MPs demand quicker action against racism, discrimination
The Cabinet must tackle discrimination and racism more quickly, members of parliament agreed this week. A large part of the Tweede Kamer believes that it is taking too long for the Cabinet to put concrete measures in place in areas where situations often deteriorate, such as in the labor market, education, the housing sector, and the police force. The debate was prompted by, among other things, a Dutch-Turkish family in Giethoorn that moved away in February after prolonged harassment and intimidation, and also because the police did not address the situation adequately.

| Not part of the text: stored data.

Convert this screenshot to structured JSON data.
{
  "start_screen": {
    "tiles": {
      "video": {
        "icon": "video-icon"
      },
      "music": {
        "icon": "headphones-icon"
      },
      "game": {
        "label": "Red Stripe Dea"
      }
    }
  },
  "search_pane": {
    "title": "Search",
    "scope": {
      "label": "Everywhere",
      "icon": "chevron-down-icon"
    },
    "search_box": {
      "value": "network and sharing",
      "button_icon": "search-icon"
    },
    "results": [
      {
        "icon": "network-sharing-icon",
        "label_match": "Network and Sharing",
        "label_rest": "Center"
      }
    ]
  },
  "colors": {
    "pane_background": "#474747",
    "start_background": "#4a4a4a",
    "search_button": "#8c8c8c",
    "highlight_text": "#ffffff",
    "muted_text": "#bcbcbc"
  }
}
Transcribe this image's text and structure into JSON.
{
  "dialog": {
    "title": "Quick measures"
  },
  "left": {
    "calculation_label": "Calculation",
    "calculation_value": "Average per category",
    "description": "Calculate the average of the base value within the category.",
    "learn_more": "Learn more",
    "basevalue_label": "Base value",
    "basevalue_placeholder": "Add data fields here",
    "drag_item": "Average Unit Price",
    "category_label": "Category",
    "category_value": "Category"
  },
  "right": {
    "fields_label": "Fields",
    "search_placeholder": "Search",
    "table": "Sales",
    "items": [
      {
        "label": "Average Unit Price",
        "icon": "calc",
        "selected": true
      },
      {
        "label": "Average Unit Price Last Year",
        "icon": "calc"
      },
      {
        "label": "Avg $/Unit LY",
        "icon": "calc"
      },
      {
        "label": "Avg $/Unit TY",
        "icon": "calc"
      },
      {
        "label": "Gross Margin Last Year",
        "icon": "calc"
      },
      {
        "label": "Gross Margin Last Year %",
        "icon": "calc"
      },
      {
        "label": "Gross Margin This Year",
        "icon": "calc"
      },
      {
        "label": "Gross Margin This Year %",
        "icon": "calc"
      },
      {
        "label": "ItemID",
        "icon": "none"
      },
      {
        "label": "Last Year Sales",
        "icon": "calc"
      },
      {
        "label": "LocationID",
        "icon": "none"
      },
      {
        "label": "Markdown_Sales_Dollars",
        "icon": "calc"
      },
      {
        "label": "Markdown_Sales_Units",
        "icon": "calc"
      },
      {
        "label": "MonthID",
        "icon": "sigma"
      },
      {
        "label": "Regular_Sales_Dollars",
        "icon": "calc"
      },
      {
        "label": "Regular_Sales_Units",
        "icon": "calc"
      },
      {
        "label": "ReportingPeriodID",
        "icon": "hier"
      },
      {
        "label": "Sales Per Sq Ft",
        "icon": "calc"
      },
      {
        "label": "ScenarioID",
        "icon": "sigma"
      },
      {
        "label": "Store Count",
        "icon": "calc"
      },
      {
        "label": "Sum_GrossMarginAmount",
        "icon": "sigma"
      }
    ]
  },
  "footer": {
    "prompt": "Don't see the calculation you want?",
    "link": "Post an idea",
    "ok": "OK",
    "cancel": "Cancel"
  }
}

D66, PvdA, GroenLinks, DENK, SP, PvdD, and Volt, as well as several other parties, expressed dissatisfaction with the current national policy. DENK MP Stephan van Baarle entered the plenary room with his hands full, carrying three boxes of investigations into racism and discrimination. According to him, the data has been there for a long time, but the government still pays too little attention to the approach. There is no lack of good intentions, but the plans are empty shells and no money has been set aside for the fight against it, says Van Baarle.
Minister of Internal Affairs Hanke Bruins Slot contradicted this. Each year, an additional 12 million euros is made available to tackle discrimination. Municipalities also receive money for this, but the PvdA pointed out that this money is not specifically earmarked, allowing cities to put the money into other projects. The parties also want the National Coordinator against Discrimination and Racism to be given more powers and scope to make and implement good plans.
Coalition parties CDA and VVD also wanted to know when and which improvements will be implemented. "The Netherlands is one of the most tolerant countries in the world, yet discrimination and racism are part of our society and that is unacceptable," said Hatte van der Woude of the VVD.
JA21 party chairman Joost Eerdmans stated that the Netherlands is not a racist country, but that there are racists among the population "and that is always wrong.” He thinks the discussion has been pushed aside. The fact that thousands of reports to the police lead to only a few dozen convictions is only because people thought they were being discriminated against, but that turned out not to be the case, according to the politician.
More discrimination investigators will start around the summer, Justice Minister Dilan Yeşilgöz reported. They will help and support the police units in reporting discrimination. They will also investigate how the working method operates and see how it can be improved.